Desde Albacete, el escritor organiza su propia escuadrilla, no subordinándose, como dijimos, a las Brigadas Internacionales. Fruto de esta experiencia es su libro La Esperanza (L’Espoir). Existe un volumen muy instructivo, de valioso formato y con buenas fotografías, del autor belga Paul Nothomb, compañero de fatigas de Malraux en España; su título: Malraux en España, prologado por Jorge Semprún, quien admiraba muchísimo al escritor francés. Semprún señala que sobre la escuadrilla que fundó Malraux “se han escrito no pocas tonterías calumniosas. Las más tontas y malintencionadas, también las menos justificadas, no procedían del campo franquista. Procedían, y es triste constatarlo, del campo republicano.” Por no decir de los engreídos comunistas.

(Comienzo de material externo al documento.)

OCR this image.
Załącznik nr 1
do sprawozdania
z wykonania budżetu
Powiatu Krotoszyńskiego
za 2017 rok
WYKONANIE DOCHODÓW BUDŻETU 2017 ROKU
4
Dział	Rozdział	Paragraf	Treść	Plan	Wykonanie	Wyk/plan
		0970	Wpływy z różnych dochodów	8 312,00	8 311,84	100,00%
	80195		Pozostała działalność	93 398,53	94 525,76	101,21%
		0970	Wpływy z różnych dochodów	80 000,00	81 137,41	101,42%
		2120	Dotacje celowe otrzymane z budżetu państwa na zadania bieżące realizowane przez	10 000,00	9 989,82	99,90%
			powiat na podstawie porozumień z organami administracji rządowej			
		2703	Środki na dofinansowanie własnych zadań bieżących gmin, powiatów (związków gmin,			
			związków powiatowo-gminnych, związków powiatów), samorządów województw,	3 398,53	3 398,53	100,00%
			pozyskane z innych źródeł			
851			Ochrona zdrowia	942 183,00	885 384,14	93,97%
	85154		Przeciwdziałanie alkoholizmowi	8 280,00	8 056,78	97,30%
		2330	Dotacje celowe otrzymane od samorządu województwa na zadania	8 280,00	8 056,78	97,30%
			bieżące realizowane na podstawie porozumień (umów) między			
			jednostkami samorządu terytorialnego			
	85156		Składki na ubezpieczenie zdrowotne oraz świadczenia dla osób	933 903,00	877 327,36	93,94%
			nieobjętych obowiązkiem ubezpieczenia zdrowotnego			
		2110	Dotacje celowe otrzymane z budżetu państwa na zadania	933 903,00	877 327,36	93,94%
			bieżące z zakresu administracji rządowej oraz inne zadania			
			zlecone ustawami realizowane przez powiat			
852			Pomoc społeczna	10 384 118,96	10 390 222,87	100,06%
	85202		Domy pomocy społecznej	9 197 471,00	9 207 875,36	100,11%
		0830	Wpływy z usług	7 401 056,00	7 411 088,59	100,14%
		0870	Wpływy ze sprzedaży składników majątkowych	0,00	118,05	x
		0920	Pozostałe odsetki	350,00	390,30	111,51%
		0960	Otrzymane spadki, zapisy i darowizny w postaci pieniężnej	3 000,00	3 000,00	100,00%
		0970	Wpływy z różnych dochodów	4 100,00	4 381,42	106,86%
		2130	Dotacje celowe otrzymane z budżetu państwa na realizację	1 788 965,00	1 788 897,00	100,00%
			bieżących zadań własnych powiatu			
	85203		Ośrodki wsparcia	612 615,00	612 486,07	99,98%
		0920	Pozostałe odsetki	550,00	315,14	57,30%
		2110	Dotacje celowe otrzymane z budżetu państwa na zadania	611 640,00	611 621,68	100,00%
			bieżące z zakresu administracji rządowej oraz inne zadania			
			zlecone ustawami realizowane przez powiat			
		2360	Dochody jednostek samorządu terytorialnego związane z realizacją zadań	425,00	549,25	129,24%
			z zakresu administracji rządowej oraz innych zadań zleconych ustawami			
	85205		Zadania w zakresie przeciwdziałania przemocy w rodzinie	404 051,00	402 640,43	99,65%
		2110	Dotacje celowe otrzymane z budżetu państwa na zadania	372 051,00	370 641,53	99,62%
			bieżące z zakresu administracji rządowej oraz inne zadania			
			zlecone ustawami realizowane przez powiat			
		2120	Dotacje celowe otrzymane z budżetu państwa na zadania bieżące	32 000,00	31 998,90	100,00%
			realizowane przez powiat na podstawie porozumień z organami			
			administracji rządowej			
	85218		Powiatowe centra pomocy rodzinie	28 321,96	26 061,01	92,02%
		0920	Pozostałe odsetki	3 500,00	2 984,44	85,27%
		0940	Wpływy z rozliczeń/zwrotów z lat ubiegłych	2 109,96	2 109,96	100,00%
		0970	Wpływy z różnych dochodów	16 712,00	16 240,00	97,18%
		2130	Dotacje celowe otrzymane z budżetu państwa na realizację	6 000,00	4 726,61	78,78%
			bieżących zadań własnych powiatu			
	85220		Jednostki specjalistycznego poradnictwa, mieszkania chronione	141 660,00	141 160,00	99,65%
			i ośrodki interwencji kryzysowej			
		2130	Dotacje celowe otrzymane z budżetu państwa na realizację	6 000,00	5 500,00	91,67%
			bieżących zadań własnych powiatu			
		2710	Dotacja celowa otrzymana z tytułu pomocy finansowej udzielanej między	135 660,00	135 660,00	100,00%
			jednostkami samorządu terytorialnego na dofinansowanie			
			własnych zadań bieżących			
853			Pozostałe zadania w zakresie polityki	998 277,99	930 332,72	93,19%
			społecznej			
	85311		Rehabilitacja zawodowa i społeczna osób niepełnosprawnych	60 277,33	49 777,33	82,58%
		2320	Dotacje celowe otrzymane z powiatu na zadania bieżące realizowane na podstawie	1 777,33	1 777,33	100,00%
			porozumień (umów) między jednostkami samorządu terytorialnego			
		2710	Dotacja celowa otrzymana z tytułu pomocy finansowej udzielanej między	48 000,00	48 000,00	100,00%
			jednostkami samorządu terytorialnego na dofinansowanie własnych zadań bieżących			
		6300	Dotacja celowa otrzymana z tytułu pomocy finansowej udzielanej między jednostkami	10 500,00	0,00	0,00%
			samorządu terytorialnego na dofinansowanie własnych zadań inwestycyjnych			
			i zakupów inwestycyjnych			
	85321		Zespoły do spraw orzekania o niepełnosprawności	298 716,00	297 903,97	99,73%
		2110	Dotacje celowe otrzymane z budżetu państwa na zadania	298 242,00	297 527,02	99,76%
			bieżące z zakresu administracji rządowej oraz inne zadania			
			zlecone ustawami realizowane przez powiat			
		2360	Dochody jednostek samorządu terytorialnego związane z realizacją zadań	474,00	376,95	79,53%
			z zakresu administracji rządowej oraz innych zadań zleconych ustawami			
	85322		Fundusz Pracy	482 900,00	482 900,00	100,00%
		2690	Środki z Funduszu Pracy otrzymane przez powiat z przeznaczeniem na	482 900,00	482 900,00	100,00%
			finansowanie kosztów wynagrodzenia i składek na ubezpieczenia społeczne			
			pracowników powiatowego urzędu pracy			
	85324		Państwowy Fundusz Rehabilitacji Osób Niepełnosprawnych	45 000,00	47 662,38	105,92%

Asombrosas obras nos muestra su legado: La condición humana, La Esperanza, El tiempo del desprecio. Mario Vargas Llosa interpreta, con certeza, que el propio Malraux “fue un personaje tan fascinante como los de su narrativa, y en sus Antimemorias, primer batiente de las memorias tituladas El espejo del limbo [La soga y los ratones es la segunda entrega], presenta la increíble novela de su vida.” De las personas dedicadas a la política, no muchas son, al tiempo, auténticos escritores. El caso de Malraux es clarísimo. Jorge Semprún fue también, honradamente, las dos cosas, mejorando el panorama del cine español durante su mandato como ministro de Cultura en uno de los gobiernos socialistas, con Felipe González. Quiso poner frente a frente el Guernica de Picasso y las “pinturas negras” de Goya, pero no lo consiguió. Tanto Malraux como Semprún no acabaron estudios universitarios. Manuel Azaña asimismo fue un gran escritor, desde sus novelas a sus diarios y sus discursos; Azaña, en todo momento, asumía su propio dilema entre dedicarse a la literatura o la política, lamentando que pudiera malograrse como literato. Fue muy significativo en su papel de Presidente de la República, hasta el punto de que muchos de los que morían fusilados, en lugar de decir, antes de caer, ¡Viva la República!, decían ¡Viva Azaña! Otra cosa es la intelectualidad de baja estofa de Alfonso Guerra o el caso de ese otro muchacho del Partido Popular llamado Borja, que dice que escribe poemas.
Todo esto lo leí en mi estancia de dos jornadas en el Parador de Almagro. Bueno, salvo algo que me dejé, obligadamente, para mi regreso, de la extensas Antimemorias de André Malraux.